Он положил руку мне на спину и подтолкнул в нужном направлении. Мисс Лэндон сверкнула удовлетворенной улыбкой и удалилась.
1
Фамилия Greeney звучит по-английски точно так же, как прилагательное greeny” – “зеленоватый” или существительное greenie – защитник экологии, “зеленый”.
В кабинете царил кавардак из книг, бумаг и растений. Он сел за стол и указал мне на второй стул. Я убрала стопку бумаг и села. Он нагнулся вперед, оперевшись на оба локтя, и слушал, как я рассказываю о судьбе своего сада. Когда в конце речи я обратилась к нему с мольбой о помощи, он запустил обе растопыренные пятерни в волосы и наморщил лоб.
– Если я правильно понял, речь идет не о том, чтобы привить побеги и начать все заново? – уточнил он.
– Нет, – ответила я, сама не зная, в чем состоит мой план, пока мне не пришлось его озвучить, – я хочу их спасти. Каждое дерево до единого.
– Понятно, – задумчиво произнес он. – Даже старые? Боюсь, спасать старые деревья большого смысла нет.

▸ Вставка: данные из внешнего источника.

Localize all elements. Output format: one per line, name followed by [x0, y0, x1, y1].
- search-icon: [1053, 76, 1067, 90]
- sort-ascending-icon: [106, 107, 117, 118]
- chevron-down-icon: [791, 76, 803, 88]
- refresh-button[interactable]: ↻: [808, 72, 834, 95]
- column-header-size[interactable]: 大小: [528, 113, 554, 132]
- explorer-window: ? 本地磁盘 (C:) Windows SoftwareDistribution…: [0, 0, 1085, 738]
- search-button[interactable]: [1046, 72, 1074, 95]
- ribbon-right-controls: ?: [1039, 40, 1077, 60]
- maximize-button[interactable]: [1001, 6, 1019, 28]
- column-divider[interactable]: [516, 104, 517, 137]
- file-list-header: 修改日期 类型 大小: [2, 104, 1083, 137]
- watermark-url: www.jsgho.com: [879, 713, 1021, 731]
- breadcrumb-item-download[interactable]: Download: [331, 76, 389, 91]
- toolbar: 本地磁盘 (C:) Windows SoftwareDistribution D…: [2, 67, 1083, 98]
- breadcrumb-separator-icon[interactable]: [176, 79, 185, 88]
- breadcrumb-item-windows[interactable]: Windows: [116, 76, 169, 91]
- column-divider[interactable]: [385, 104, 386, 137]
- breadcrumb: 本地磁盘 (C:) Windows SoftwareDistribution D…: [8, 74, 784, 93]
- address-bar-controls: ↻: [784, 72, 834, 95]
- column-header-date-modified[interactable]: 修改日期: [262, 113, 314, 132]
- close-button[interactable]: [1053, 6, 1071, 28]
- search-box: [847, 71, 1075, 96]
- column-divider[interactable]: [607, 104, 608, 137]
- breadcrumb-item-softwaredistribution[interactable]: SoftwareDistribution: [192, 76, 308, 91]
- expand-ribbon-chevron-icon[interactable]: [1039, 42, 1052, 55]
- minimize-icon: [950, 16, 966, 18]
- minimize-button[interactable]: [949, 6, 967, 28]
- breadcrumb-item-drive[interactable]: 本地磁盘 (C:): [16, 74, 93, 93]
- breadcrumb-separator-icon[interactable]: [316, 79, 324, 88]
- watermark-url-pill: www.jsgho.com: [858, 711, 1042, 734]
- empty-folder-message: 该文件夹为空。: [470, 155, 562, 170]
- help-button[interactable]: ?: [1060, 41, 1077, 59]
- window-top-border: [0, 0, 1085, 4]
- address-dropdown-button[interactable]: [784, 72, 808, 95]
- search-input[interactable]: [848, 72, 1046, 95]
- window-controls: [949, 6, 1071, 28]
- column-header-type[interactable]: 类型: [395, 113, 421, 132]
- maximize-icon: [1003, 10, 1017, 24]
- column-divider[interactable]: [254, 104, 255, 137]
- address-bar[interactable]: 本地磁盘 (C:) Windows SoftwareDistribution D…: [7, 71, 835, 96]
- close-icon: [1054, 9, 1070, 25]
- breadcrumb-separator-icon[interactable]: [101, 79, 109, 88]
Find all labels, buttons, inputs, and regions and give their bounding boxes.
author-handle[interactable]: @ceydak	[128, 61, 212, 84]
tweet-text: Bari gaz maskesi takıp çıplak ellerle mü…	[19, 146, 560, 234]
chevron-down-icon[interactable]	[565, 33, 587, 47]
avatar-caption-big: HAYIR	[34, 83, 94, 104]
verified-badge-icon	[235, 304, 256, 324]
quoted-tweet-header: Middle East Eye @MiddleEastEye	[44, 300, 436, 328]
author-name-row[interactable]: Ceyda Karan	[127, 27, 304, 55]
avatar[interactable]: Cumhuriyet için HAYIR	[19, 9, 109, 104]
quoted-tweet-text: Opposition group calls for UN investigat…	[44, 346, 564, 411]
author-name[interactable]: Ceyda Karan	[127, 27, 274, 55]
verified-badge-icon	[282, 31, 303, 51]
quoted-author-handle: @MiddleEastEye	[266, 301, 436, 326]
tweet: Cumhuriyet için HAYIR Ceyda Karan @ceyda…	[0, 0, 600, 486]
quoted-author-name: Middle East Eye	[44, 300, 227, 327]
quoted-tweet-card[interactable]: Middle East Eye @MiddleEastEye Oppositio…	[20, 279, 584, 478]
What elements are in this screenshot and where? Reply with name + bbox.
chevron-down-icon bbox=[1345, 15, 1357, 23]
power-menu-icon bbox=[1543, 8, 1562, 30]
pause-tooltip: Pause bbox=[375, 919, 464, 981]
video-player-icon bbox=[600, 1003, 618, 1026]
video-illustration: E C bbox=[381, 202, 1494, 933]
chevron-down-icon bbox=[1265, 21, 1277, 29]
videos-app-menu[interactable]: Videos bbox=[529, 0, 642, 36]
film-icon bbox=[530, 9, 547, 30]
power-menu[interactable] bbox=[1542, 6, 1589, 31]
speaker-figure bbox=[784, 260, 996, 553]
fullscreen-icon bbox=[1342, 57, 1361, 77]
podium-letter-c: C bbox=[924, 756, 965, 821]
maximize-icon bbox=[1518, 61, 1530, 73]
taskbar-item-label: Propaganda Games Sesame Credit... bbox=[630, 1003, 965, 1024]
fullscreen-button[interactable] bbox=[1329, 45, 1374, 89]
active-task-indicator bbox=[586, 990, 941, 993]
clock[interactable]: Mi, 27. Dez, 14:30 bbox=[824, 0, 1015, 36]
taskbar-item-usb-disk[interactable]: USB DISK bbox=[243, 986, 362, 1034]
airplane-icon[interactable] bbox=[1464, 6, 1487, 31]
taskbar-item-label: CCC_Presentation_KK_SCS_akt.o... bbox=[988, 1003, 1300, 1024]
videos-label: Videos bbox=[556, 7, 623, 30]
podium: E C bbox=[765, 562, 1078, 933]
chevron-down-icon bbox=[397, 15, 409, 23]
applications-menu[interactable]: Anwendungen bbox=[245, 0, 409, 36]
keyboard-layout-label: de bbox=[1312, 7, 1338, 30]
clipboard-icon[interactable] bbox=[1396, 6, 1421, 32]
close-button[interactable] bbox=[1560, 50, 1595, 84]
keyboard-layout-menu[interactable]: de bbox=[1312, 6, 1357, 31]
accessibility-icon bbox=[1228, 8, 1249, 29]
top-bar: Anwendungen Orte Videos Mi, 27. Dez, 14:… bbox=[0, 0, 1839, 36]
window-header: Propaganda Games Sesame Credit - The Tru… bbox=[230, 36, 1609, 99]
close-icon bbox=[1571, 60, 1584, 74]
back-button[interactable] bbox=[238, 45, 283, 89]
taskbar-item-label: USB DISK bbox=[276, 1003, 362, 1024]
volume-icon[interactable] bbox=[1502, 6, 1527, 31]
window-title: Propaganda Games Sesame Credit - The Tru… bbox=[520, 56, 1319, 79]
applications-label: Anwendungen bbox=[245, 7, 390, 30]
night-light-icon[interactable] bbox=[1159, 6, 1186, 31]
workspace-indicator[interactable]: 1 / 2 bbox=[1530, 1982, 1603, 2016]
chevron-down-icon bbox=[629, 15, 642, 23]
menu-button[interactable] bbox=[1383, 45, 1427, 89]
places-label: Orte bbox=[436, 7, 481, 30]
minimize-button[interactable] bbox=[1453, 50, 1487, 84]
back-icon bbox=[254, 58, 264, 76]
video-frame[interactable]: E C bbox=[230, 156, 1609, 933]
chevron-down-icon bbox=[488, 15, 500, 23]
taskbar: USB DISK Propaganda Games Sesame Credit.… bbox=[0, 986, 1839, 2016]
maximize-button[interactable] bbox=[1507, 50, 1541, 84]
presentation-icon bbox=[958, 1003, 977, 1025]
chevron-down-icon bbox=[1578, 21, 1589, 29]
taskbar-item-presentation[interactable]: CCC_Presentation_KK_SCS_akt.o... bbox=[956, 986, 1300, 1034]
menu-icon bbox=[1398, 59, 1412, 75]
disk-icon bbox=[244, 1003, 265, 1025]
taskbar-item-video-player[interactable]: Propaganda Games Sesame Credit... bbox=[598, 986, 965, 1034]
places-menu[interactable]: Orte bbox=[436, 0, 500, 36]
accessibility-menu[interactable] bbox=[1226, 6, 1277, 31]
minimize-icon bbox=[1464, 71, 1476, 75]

Профессор был, безусловно, прав. Деревья нашего сада приносили качественные плоды дольше, чем у других, – по двадцать-двадцать пять лет, а потом начинали увядать. Дедушка Холлис и папа оба придерживались строгой схемы регулярного омоложения сада: один участок всегда был засажен покровными растениями и дожидался новой посадки привитых саженцев, когда приходило время выкорчевывать самую старую группу деревьев и превращать их в мульчу. Я прекрасно знала схему ротации, но не желала признавать, что все деревья спасти не смогу. В саду у нас сейчас был только один участок, который уже практически не плодоносил, четыре длинных ряда скрюченных старых деревьев, нежно мною любимых и посаженных в тот год, когда я родилась. Мне было бы очень больно их бросить.
– Ладно, – грустно отозвалась я. – Я согласна. Но это только один участок. А остальные – всего участков примерно дюжина – должны уцелеть.
Грини сдвинул брови еще сильнее. В глубокой задумчивости он смотрел куда-то в направлении книжного шкафа.
– Обещать ничего не могу, – сказал он наконец и принялся подробно посвящать меня во все сложности перевозки сада.
Какие-то из терминов, которые он употреблял, были мне знакомы, ведь не зря я всю жизнь провела среди деревьев, но другие, вроде водородного показателя почвы, ожога коры и запутанных корней, звучали чересчур заумно для сада, который всю жизнь сам прекрасно знал, как расти.